Beyond Newtown, parents nervously sent their children back to class in a country deeply shaken by the attack, and in a measure of how the tragedy has put people on edge, schools were locked down in at least four places.

As investigators worked to figure out what drove Lanza to lash out with such fury — and why he singled out the school — federal agents said he had fired guns at shooting ranges over the past several years but there was no evidence he did so recently as practice for the rampage.

At Jack’s Christian service, hymns rang out from inside the funeral home, where the boy lay in an open casket in the Giants’ star wide receiver Victor Cruz’s No. 80 jersey. Jack was among the youngest members of a youth wrestling association in Newtown, and dozens of little boys turned up at the service in gray Newtown Wrestling T-shirts.

Ten-year-old Luke Wellman remembered a boy who loved football and wrestling and worshipped Cruz, who played in Sunday’s game with “Jack Pinto ‘My Hero’” written on one of his cleats.

Luke said: “I’m here to support my teammate and friend.”

A mourner, Gwendolyn Glover, said the service carried a message of comfort and protection, particularly for other children. “The message was: You’re secure now. The worst is over,” she said.

At Noah’s funeral, the boy was described a smart, funny and mischievous child who loved animals, Mario Brothers video games and tacos.
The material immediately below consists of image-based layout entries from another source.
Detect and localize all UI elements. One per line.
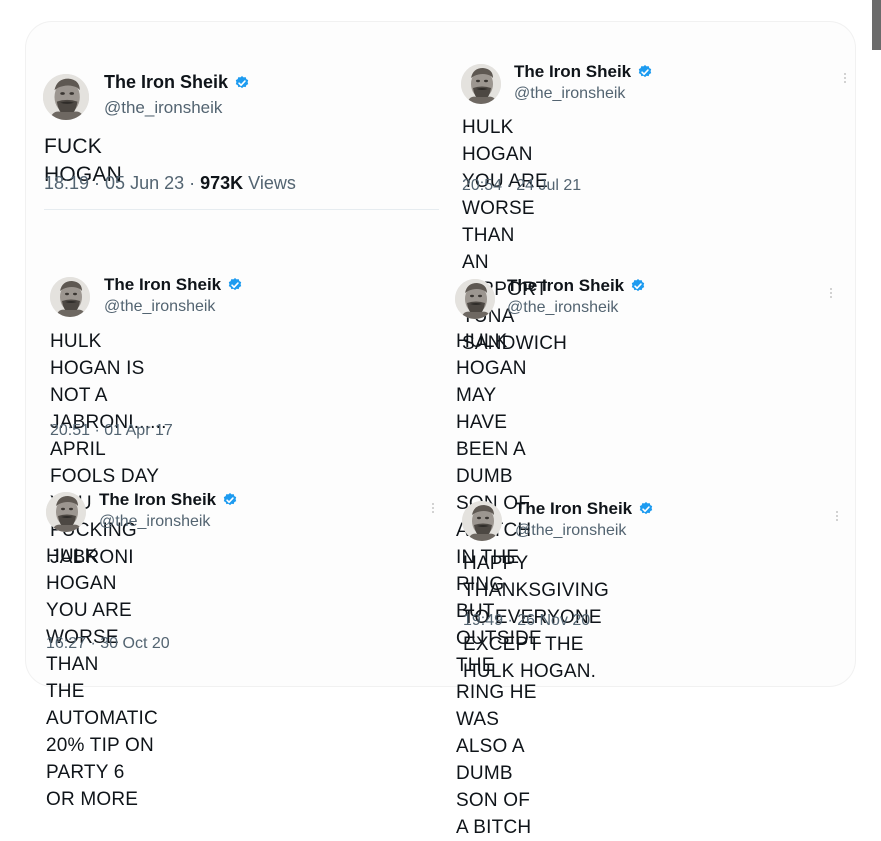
verified-badge-icon <box>234 75 250 91</box>
handle[interactable]: @the_ironsheik <box>99 513 210 531</box>
handle[interactable]: @the_ironsheik <box>514 85 625 103</box>
tweet-timestamp[interactable]: 16:27 · 30 Oct 20 <box>46 635 170 653</box>
views-count: 973K <box>200 173 244 193</box>
handle[interactable]: @the_ironsheik <box>104 298 215 316</box>
display-name-text: The Iron Sheik <box>514 62 632 81</box>
display-name[interactable]: The Iron Sheik <box>99 490 238 510</box>
display-name-text: The Iron Sheik <box>507 276 625 295</box>
tweet-time[interactable]: 18:19 <box>44 173 89 193</box>
display-name[interactable]: The Iron Sheik <box>104 72 250 93</box>
avatar[interactable] <box>43 74 89 120</box>
more-options-icon[interactable] <box>844 73 848 83</box>
handle[interactable]: @the_ironsheik <box>515 522 626 540</box>
display-name-text: The Iron Sheik <box>99 490 217 509</box>
tweet-meta: 18:19 · 05 Jun 23 · 973K Views <box>44 173 296 193</box>
verified-badge-icon <box>637 64 653 80</box>
tweet-timestamp[interactable]: 19:49 · 26 Nov 20 <box>463 612 590 630</box>
tweet-timestamp[interactable]: 20:54 · 24 Jul 21 <box>462 177 581 195</box>
tweet-date[interactable]: 05 Jun 23 <box>105 173 184 193</box>
display-name[interactable]: The Iron Sheik <box>104 275 243 295</box>
display-name[interactable]: The Iron Sheik <box>515 499 654 519</box>
tweet-text: HULK HOGAN YOU ARE WORSE THAN AN AIRPORT… <box>462 117 568 354</box>
scrollbar-thumb[interactable] <box>872 0 881 50</box>
avatar[interactable] <box>462 501 502 541</box>
avatar[interactable] <box>50 277 90 317</box>
more-options-icon[interactable] <box>830 288 834 298</box>
avatar[interactable] <box>461 64 501 104</box>
verified-badge-icon <box>222 492 238 508</box>
more-options-icon[interactable] <box>836 511 840 521</box>
avatar[interactable] <box>46 492 86 532</box>
tweet-timestamp[interactable]: 20:51 · 01 Apr 17 <box>50 422 173 440</box>
verified-badge-icon <box>630 278 646 294</box>
display-name-text: The Iron Sheik <box>104 275 222 294</box>
verified-badge-icon <box>227 277 243 293</box>
avatar[interactable] <box>455 279 495 319</box>
handle[interactable]: @the_ironsheik <box>104 98 222 118</box>
verified-badge-icon <box>638 501 654 517</box>
display-name-text: The Iron Sheik <box>104 72 229 92</box>
more-options-icon[interactable] <box>432 503 436 513</box>
tweet-text: HULK HOGAN YOU ARE WORSE THAN THE AUTOMA… <box>46 546 158 810</box>
handle[interactable]: @the_ironsheik <box>507 299 618 317</box>
views-label: Views <box>248 173 296 193</box>
display-name[interactable]: The Iron Sheik <box>507 276 646 296</box>
divider <box>44 209 439 210</box>
display-name[interactable]: The Iron Sheik <box>514 62 653 82</box>
tweet-text: HULK HOGAN IS NOT A JABRONI...... APRIL … <box>50 331 167 568</box>
display-name-text: The Iron Sheik <box>515 499 633 518</box>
“I will miss your forceful and purposeful little steps stomping through our house. I will miss your perpetual smile, the twinkle in your dark blue eyes, framed by eyelashes that would be the envy of any lady in this room,” his mother, Veronique Pozner, told mourners, according to Haller.

“Most of all, I will miss your visions of your future. You wanted to be a doctor, a soldier, a taco factory manager. It was your favorite food, and no doubt you wanted to ensure that the world kept producing tacos,” she said, evoking laughter from the crowd.

She closed by saying: “Momma loves you, little man.”

At both funeral homes, as around the country, people wrestled with what steps could and should be taken to prevent something like the massacre from happening again.

“If people want to go hunting, a single-shot rifle does the job, and that does the job to protect your home, too. If you need more than that, I don’t know what to say,” Ray DiStephan said outside Noah’s funeral.

He added: “I don’t want to see my kids go to schools that become maximum-security fortresses. That’s not the world I want to live in, and that’s not the world I want to raise them in.”

Around the country, school systems asked police departments to increase patrols Monday and sent messages to parents outlining safety procedures. Teachers steeled themselves for their students’ questions and fears.

Richard Cantlupe, an American history teacher at Westglades Middle School in Parkland, Fla., described the Connecticut rampage as “our 9/11 for schoolteachers.”